1. Field of the Invention
This invention relates generally to an integrated real and virtual manufacturing automation system that employs a programmable logic controller that controls part flow between a real machine in a real world part of the system and a virtual machine in a virtual world part of the system and, more particularly, to an integrated real and virtual manufacturing automation system that employs a programmable logic controller that controls part flow between a real machine in a real world part of the system and a virtual machine in a virtual world part of the system using virtually coupled sensors and actuators.
2. Discussion of the Related Art
Various approaches are known in the art for testing and debugging manufacturing automation systems and processes. One approach is referred to as a traditional field test where testing of new physical equipment using existing systems can be achieved by either setting up a duplicate testing purpose only system or using the existing system in the plant. While there is excessive cost associated with creating and maintaining a duplicate testing purpose only system, testing using the plant requires interrupting current production. Also, the field testing is not feasible when the new physical equipment is unobtainable.
Another approach is referred to virtual commissioning that includes testing with emulated systems and components. By using the emulated or simulated system and components, virtual commissioning enables reasonable accuracy and greater efficiency of validation allowing for many test scenarios that would not be possible at the installation site without adding significant deployment time and cost. Specifically, for virtual commissioning of manufacturing automation controls, the control logic is tested on a virtual model of the system or a station before actually being built, thus greatly reducing the time required for field testing. However, virtual commissioning hinges on the completeness and accuracy of the virtual model of the system and components. In particular, the modeling fidelity of each automation component, such as the PLC, I/O block, sensors/actuators, network, wiring and HMI, has a direct impact on the validity of the virtual commissioning results.

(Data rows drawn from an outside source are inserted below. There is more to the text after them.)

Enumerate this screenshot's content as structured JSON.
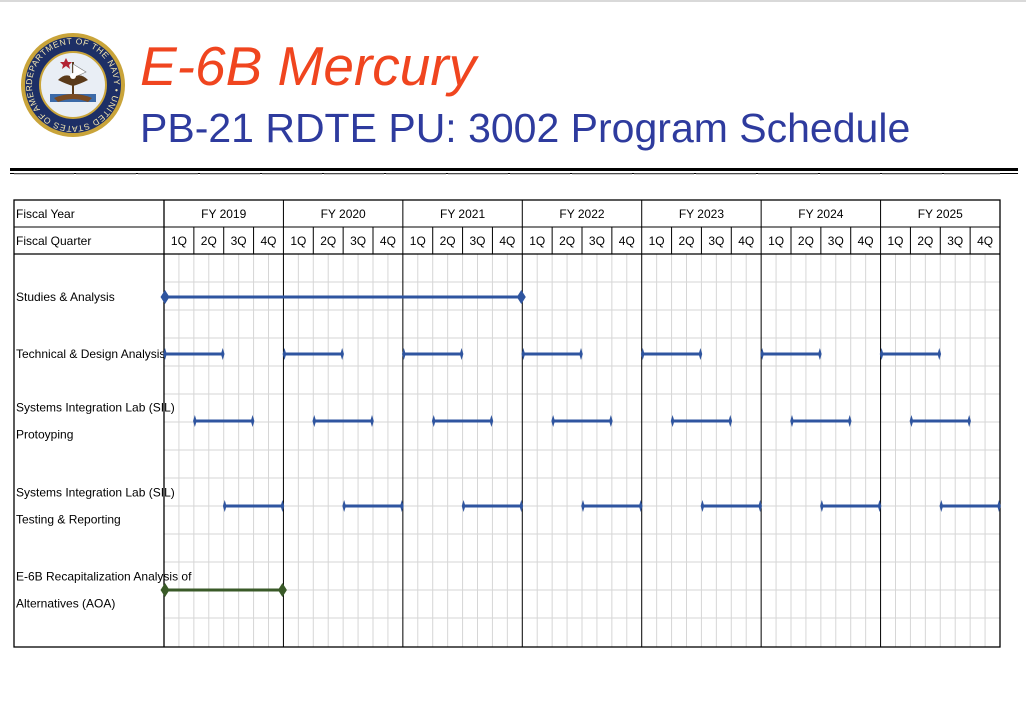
{
  "header": {
    "title": "E-6B Mercury",
    "subtitle": "PB-21 RDTE PU: 3002 Program Schedule",
    "seal_text": "DEPARTMENT OF THE NAVY • UNITED STATES OF AMERICA •"
  },
  "colors": {
    "title": "#f0451f",
    "subtitle": "#2e3b9e",
    "bar_blue": "#2f55a0",
    "bar_green": "#3a5a28",
    "grid": "#d6d6d6"
  },
  "chart_data": {
    "type": "gantt",
    "row_headers": [
      "Fiscal Year",
      "Fiscal Quarter"
    ],
    "fiscal_years": [
      "FY 2019",
      "FY 2020",
      "FY 2021",
      "FY 2022",
      "FY 2023",
      "FY 2024",
      "FY 2025"
    ],
    "quarters": [
      "1Q",
      "2Q",
      "3Q",
      "4Q"
    ],
    "activities": [
      {
        "label_lines": [
          "Studies & Analysis"
        ],
        "color": "blue",
        "end_style": "diamond",
        "bars": [
          {
            "start": "FY2019 1Q",
            "end": "FY2021 4Q",
            "start_q": 0,
            "end_q": 12
          }
        ]
      },
      {
        "label_lines": [
          "Technical & Design Analysis"
        ],
        "color": "blue",
        "end_style": "tick",
        "bars": [
          {
            "start": "FY2019 1Q",
            "end": "FY2019 2Q",
            "start_q": 0,
            "end_q": 2
          },
          {
            "start": "FY2020 1Q",
            "end": "FY2020 2Q",
            "start_q": 4,
            "end_q": 6
          },
          {
            "start": "FY2021 1Q",
            "end": "FY2021 2Q",
            "start_q": 8,
            "end_q": 10
          },
          {
            "start": "FY2022 1Q",
            "end": "FY2022 2Q",
            "start_q": 12,
            "end_q": 14
          },
          {
            "start": "FY2023 1Q",
            "end": "FY2023 2Q",
            "start_q": 16,
            "end_q": 18
          },
          {
            "start": "FY2024 1Q",
            "end": "FY2024 2Q",
            "start_q": 20,
            "end_q": 22
          },
          {
            "start": "FY2025 1Q",
            "end": "FY2025 2Q",
            "start_q": 24,
            "end_q": 26
          }
        ]
      },
      {
        "label_lines": [
          "Systems Integration Lab (SIL)",
          "Protoyping"
        ],
        "color": "blue",
        "end_style": "tick",
        "bars": [
          {
            "start": "FY2019 2Q",
            "end": "FY2019 3Q",
            "start_q": 1,
            "end_q": 3
          },
          {
            "start": "FY2020 2Q",
            "end": "FY2020 3Q",
            "start_q": 5,
            "end_q": 7
          },
          {
            "start": "FY2021 2Q",
            "end": "FY2021 3Q",
            "start_q": 9,
            "end_q": 11
          },
          {
            "start": "FY2022 2Q",
            "end": "FY2022 3Q",
            "start_q": 13,
            "end_q": 15
          },
          {
            "start": "FY2023 2Q",
            "end": "FY2023 3Q",
            "start_q": 17,
            "end_q": 19
          },
          {
            "start": "FY2024 2Q",
            "end": "FY2024 3Q",
            "start_q": 21,
            "end_q": 23
          },
          {
            "start": "FY2025 2Q",
            "end": "FY2025 3Q",
            "start_q": 25,
            "end_q": 27
          }
        ]
      },
      {
        "label_lines": [
          "Systems Integration Lab (SIL)",
          "Testing & Reporting"
        ],
        "color": "blue",
        "end_style": "tick",
        "bars": [
          {
            "start": "FY2019 3Q",
            "end": "FY2019 4Q",
            "start_q": 2,
            "end_q": 4
          },
          {
            "start": "FY2020 3Q",
            "end": "FY2020 4Q",
            "start_q": 6,
            "end_q": 8
          },
          {
            "start": "FY2021 3Q",
            "end": "FY2021 4Q",
            "start_q": 10,
            "end_q": 12
          },
          {
            "start": "FY2022 3Q",
            "end": "FY2022 4Q",
            "start_q": 14,
            "end_q": 16
          },
          {
            "start": "FY2023 3Q",
            "end": "FY2023 4Q",
            "start_q": 18,
            "end_q": 20
          },
          {
            "start": "FY2024 3Q",
            "end": "FY2024 4Q",
            "start_q": 22,
            "end_q": 24
          },
          {
            "start": "FY2025 3Q",
            "end": "FY2025 4Q",
            "start_q": 26,
            "end_q": 28
          }
        ]
      },
      {
        "label_lines": [
          "E-6B Recapitalization Analysis of",
          "Alternatives (AOA)"
        ],
        "color": "green",
        "end_style": "diamond",
        "bars": [
          {
            "start": "FY2019 1Q",
            "end": "FY2019 4Q",
            "start_q": 0,
            "end_q": 4
          }
        ]
      }
    ]
  }
}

Furthermore, creating a 100% complete and accurate virtual environment is not likely to be realized in the near future.
The third potential approach is referred to as a hybrid emulation environment. The hybrid emulation environment is comprised of virtual emulated models and real physical system components whose virtual model is not readily available. During the manufacturing process, the manufacturing automation system moves the part from one manufacturing station to another manufacturing station while performing certain manufacturing activities, such as welding, to the part. When a part is moved from a station in the virtual world to another station in the physical world, the part has to be presented to the physical station so that the physical station may function properly. In the contrast, when a part is moved from a physical work-station to a virtual work-station, the physical part has to be properly handled in the real world and its transfer presence to the virtual world has to be effectively communicated to the virtual world.

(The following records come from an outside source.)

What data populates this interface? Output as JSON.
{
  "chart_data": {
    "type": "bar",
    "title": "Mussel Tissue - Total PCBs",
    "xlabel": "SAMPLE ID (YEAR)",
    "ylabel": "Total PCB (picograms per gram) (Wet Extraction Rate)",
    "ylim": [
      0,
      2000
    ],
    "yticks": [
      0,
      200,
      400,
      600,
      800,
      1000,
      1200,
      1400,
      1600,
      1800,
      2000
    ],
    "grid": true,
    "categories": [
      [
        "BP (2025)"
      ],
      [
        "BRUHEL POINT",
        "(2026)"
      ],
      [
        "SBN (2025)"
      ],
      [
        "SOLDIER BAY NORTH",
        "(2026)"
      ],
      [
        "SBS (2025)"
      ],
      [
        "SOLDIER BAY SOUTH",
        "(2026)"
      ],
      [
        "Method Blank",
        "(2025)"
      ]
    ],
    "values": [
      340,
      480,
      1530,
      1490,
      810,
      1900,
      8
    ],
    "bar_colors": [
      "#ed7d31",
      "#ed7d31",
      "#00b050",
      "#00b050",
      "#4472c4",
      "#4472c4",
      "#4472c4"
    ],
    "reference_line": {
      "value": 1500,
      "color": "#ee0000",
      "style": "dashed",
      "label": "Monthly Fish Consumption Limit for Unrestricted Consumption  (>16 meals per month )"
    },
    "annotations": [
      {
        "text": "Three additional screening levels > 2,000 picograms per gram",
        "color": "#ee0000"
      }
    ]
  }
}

As discussed above, it is known in the art to simulate manufacturing or other processes prior to implementing the process so that engineers and technicians can ensure that the process will operate adequately and efficiently as intended. One technique for simulating such a process includes emulating the process in the virtual world using algorithms on a computer system.
It is sometimes not possible to provide a realistic virtual model of a particular robot or other machine that the engineer wants to test. There are many reasons as to why a particular machine cannot be accurately modeled, including trade secret information of the particular machine from the manufacturer. In these situations, it is desirable to provide a hybrid environment of the manufacturing cell, where certain portions of the cell are provided in the virtual world and those machines that cannot be virtually modeled are provided as real devices in the process.
Current virtual emulation approaches require extensive model development that requires costly engineering time and software investment. Emulation is increasingly used for virtual testing of complex automation systems, but it cannot guarantee the complete correctness of a given automation system because of the inaccuracies in a particular model. The development of simulation models requires additional time and engineering expertise. Highly accurate model development is time consuming, expensive and sometimes not possible. Field testing and debugging requires the availability of new equipment and access to deployed automation systems that may result in costly regular production shutdown.